All previous choices implied the highest savings, but if you need more stability, then the behavior of spot_price_current_max will do.

Maximum current price

This behavior can run all instance types in all Availability Zones. This will solve the problem of the lack of Spot Instance by setting the price for different types. Also, this behavior allows a large delay between Terraform apply, and they can be run less often. This is especially convenient if the module is started manually somewhere, and not in CI / CD.

Judging by the table, in this case, any Instance Type can be launched in any AZ, because none of them exceeds the maximum price. This means that if you run r5 at 1a, which costs 0.20, you will pay that price up to and including 0.30. This behavior allows you to be independent of instance types and Availability Zones. If you add many types of instances, then you can cover all cases in general and be always with spots.

Modified Price

In case you need even more stability, and you are sometimes ready to pay extra for it by 5-10% more, there is the spot_price_current_max_mod behavior:

This behavior reduces the chance of being interrupted due to minor price fluctuations and will help if Terraform is run very, very infrequently or in manual mode. You can indicate in advance that you are ready to pay, for example, plus 10% to the current price, that is, 0.33 instead of 0.30. This is a small overpayment for reduced interruptions.

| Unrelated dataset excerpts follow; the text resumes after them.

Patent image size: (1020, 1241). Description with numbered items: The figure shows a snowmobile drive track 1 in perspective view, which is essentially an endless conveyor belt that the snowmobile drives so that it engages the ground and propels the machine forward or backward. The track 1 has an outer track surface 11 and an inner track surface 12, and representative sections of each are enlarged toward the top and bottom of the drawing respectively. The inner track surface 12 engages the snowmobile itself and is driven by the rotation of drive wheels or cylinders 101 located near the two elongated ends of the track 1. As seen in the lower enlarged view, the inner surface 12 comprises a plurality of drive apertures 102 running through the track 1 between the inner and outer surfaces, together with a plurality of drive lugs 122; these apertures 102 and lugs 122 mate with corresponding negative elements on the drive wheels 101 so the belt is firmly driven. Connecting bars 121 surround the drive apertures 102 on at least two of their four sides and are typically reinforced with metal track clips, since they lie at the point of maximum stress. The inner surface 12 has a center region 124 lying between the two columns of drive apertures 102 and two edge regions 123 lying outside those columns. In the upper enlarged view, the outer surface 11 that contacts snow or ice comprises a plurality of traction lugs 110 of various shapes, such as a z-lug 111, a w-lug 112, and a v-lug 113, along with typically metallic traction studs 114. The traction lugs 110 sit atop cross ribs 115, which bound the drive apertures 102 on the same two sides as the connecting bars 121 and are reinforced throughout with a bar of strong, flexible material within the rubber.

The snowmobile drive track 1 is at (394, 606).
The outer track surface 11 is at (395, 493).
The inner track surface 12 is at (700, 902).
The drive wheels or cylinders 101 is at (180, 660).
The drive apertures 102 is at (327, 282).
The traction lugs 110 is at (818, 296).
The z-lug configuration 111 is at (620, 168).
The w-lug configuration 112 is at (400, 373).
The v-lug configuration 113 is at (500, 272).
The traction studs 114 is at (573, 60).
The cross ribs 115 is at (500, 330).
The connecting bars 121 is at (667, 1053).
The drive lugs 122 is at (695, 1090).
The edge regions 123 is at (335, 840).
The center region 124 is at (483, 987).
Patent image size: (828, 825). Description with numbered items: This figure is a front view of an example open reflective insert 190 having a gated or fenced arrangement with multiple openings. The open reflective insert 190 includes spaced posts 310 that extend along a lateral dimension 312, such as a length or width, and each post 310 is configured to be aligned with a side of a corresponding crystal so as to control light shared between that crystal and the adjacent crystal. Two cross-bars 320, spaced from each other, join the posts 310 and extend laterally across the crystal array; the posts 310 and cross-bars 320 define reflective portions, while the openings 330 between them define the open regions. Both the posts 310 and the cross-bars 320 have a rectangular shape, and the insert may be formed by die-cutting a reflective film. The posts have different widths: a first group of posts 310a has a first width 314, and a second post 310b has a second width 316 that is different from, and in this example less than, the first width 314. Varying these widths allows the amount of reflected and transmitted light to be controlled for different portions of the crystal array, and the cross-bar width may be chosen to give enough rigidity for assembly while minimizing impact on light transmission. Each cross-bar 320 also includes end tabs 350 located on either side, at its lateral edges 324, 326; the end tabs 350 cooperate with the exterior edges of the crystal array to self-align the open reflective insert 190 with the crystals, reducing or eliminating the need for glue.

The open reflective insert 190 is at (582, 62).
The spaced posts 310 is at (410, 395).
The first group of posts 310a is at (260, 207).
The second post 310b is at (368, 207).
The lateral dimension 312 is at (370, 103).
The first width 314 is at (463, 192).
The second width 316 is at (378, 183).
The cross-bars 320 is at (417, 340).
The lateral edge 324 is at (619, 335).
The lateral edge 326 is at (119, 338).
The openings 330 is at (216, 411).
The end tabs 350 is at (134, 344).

But it is worth remembering that the overpayment is highly dependent on the number of instances that you use. A difference of +2 cents can result in $14 per month for each EC2 Instance, and if there are 100 of them, it can turn into $1400. Therefore, calculate whether the reduction in the probability of interruptions is worth it. If you still think it’s worth it, then through the custom price modifier this behavior can be applied to all other scenarios.

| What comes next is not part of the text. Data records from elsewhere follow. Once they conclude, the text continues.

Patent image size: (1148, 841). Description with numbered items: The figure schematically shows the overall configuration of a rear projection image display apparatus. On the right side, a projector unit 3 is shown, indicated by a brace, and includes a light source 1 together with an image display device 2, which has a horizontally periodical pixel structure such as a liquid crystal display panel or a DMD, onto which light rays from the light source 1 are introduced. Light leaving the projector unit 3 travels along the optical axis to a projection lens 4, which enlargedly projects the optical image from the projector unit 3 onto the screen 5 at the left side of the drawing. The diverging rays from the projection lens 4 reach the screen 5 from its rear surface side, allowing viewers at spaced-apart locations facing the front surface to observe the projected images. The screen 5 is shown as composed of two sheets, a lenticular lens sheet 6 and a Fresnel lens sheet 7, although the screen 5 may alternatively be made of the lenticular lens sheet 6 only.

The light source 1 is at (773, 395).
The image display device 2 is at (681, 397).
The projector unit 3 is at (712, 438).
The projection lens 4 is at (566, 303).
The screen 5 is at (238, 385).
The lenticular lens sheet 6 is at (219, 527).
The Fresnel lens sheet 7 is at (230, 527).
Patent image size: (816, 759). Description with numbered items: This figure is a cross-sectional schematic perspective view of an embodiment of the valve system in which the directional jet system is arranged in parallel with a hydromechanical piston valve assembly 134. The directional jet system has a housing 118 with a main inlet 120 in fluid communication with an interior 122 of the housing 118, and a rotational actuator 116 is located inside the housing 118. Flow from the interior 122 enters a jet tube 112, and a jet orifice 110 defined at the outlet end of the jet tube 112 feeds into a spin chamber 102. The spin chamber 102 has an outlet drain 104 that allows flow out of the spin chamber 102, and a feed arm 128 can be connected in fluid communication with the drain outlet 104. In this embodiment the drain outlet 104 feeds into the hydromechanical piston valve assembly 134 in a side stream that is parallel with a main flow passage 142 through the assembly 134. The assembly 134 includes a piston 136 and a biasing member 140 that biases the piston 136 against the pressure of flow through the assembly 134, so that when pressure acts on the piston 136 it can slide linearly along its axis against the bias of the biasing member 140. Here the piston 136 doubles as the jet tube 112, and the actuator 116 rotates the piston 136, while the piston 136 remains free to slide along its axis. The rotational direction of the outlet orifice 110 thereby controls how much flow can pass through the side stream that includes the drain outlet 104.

Application areas of EC2 Spot Price module

The most basic problem that the Terraform module solves is that it does not allow you to release the price to the very ceiling, so as not to double the price. Therefore, it can be used wherever Auto Scaling Group is used.

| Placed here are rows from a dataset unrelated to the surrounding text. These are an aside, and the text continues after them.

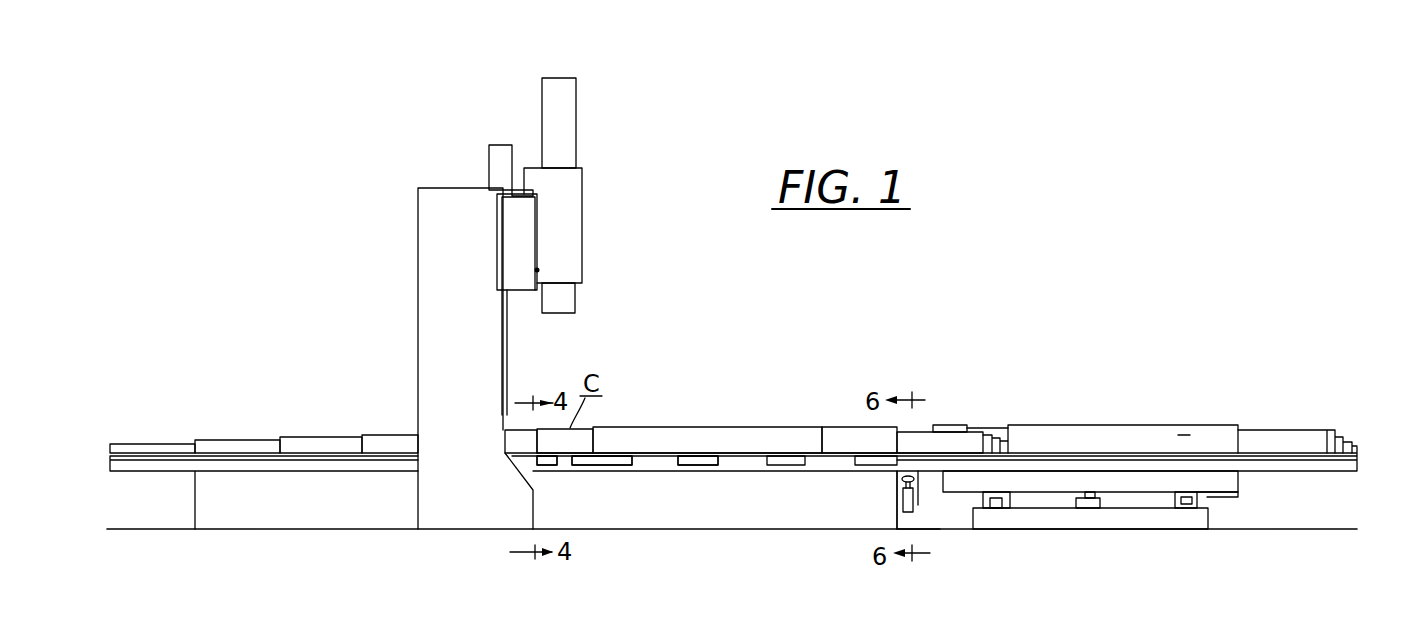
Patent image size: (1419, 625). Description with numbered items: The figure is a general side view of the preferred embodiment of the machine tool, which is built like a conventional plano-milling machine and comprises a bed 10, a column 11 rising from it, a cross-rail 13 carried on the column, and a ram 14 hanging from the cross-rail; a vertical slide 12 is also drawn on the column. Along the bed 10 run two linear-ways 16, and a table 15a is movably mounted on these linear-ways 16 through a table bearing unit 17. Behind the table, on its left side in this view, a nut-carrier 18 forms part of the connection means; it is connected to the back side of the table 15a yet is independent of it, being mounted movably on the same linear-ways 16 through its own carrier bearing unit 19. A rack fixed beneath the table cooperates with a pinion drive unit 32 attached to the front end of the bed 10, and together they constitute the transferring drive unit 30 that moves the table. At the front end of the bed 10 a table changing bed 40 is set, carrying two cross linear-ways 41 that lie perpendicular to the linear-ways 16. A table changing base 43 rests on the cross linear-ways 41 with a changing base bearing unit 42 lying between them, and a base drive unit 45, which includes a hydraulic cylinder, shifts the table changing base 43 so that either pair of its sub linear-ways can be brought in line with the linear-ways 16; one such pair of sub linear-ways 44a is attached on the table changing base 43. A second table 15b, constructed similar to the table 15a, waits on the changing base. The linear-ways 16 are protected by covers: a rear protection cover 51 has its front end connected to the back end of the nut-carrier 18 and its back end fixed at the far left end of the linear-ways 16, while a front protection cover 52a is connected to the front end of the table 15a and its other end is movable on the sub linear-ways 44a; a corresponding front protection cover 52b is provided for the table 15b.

The bed 10 is at (727, 529).
The column 11 is at (418, 302).
The vertical slide 12 is at (537, 212).
The cross-rail 13 is at (582, 252).
The ram 14 is at (575, 297).
The table 15a is at (755, 427).
The table 15b is at (1080, 425).
The linear-ways 16 is at (822, 428).
The table bearing unit 17 is at (700, 453).
The nut-carrier 18 is at (583, 428).
The carrier bearing unit 19 is at (547, 465).
The transferring drive unit 30 is at (865, 566).
The pinion drive unit 32 is at (923, 485).
The table changing bed 40 is at (1080, 520).
The cross linear-ways 41 is at (1182, 510).
The changing base bearing unit 42 is at (1207, 497).
The table changing base 43 is at (1240, 480).
The sub linear-ways 44a is at (1178, 435).
The base drive unit 45 is at (1098, 497).
The rear protection cover 51 is at (522, 442).
The front protection cover 52a is at (968, 425).
The front protection cover 52b is at (1293, 430).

If you have an ECS Capacity provider, EKS-worker nodes, GitLab runners, any workload that can be interrupted, build machines, side monitoring things, a DevTest environment – they can be run entirely on spots. If you use the special flag ECS_ENABLE_SPOT_INSTANCE_DRAINING in ECS or use the EKS Node Termination Handler for EKS, then you can even start production. There are examples when it works entirely on spots.

But more typical examples are when they launch one or two ondemand instances in case everything is taken away from you. And everything that scales is sent to the spots, because it is not known what the load will be and nothing can be bought in advance.